PAW invited readers to offer their views on essays in the May 11 issue by historian Christine Stansell ’71 and Amelia Thomson-DeVeaux ’11, a co-winner of the Pyne Prize. The essays responded to a University report that analyzed why undergraduate women at Princeton are underrepresented in high-profile leadership positions and as recipients of major academic prizes. Following is a sampling of reader responses; expanded versions and additional comments can be found at PAW Online (paw.princeton.edu).
In many ways, I am the typical Princeton female: a high-achiever in secondary school who held many leadership roles until she got to Old Nassau. While my lack of leadership goals during my first year seemed the result of adjusting to college and focusing on my academic work, I later recognized that the inherent campus social structure and deeply rooted ideals of antiquity (especially those regarding the behavior of women) were knitted subconsciously into my decision-making.
Princeton is a patriarchal campus. Torn between a desire to lead and a desire of social acceptance as a “Princeton female,” I became a member of the Rockefeller College Council, which allowed me to lead without limelight. By the end of my sophomore year, the concept of “effortless perfection” became second nature. We all seemed to work hard, play harder, and not have a single hair out of place.
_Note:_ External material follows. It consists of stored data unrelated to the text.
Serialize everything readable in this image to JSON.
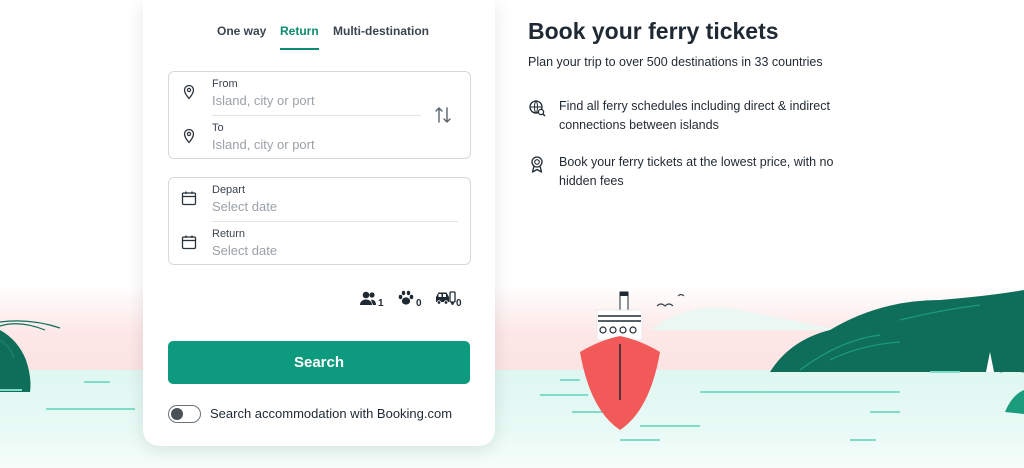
{
  "tabs": [
    {
      "label": "One way",
      "active": false
    },
    {
      "label": "Return",
      "active": true
    },
    {
      "label": "Multi-destination",
      "active": false
    }
  ],
  "route": {
    "from_label": "From",
    "from_placeholder": "Island, city or port",
    "to_label": "To",
    "to_placeholder": "Island, city or port"
  },
  "dates": {
    "depart_label": "Depart",
    "depart_placeholder": "Select date",
    "return_label": "Return",
    "return_placeholder": "Select date"
  },
  "travellers": {
    "passengers": "1",
    "pets": "0",
    "vehicles": "0"
  },
  "search_label": "Search",
  "accommodation_toggle": {
    "label": "Search accommodation with Booking.com",
    "on": false
  },
  "hero": {
    "title": "Book your ferry tickets",
    "subtitle": "Plan your trip to over 500 destinations in 33 countries",
    "features": [
      {
        "icon": "globe-search-icon",
        "text": "Find all ferry schedules including direct & indirect connections between islands"
      },
      {
        "icon": "award-ribbon-icon",
        "text": "Book your ferry tickets at the lowest price, with no hidden fees"
      }
    ]
  },
  "colors": {
    "accent": "#0e9a7e",
    "tab_active": "#0e8a73",
    "ferry_hull": "#f25a5a",
    "island": "#0f6e5a"
  }
}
Yet there was an additional thread in my social tapestry: Every now and again, I would hear the phrase “rolling with the big boys” or some allusion to the fact that I was sidestepping my role as a “Princeton female.” Perhaps the solutions for gender disparities in high-status campus leadership roles require a looking glass into the dining halls, the common rooms, the eating clubs, and the very social lives of students. It is necessary to recalibrate the relationship between what Stansell calls “others’ expectations” and “women’s reticence.”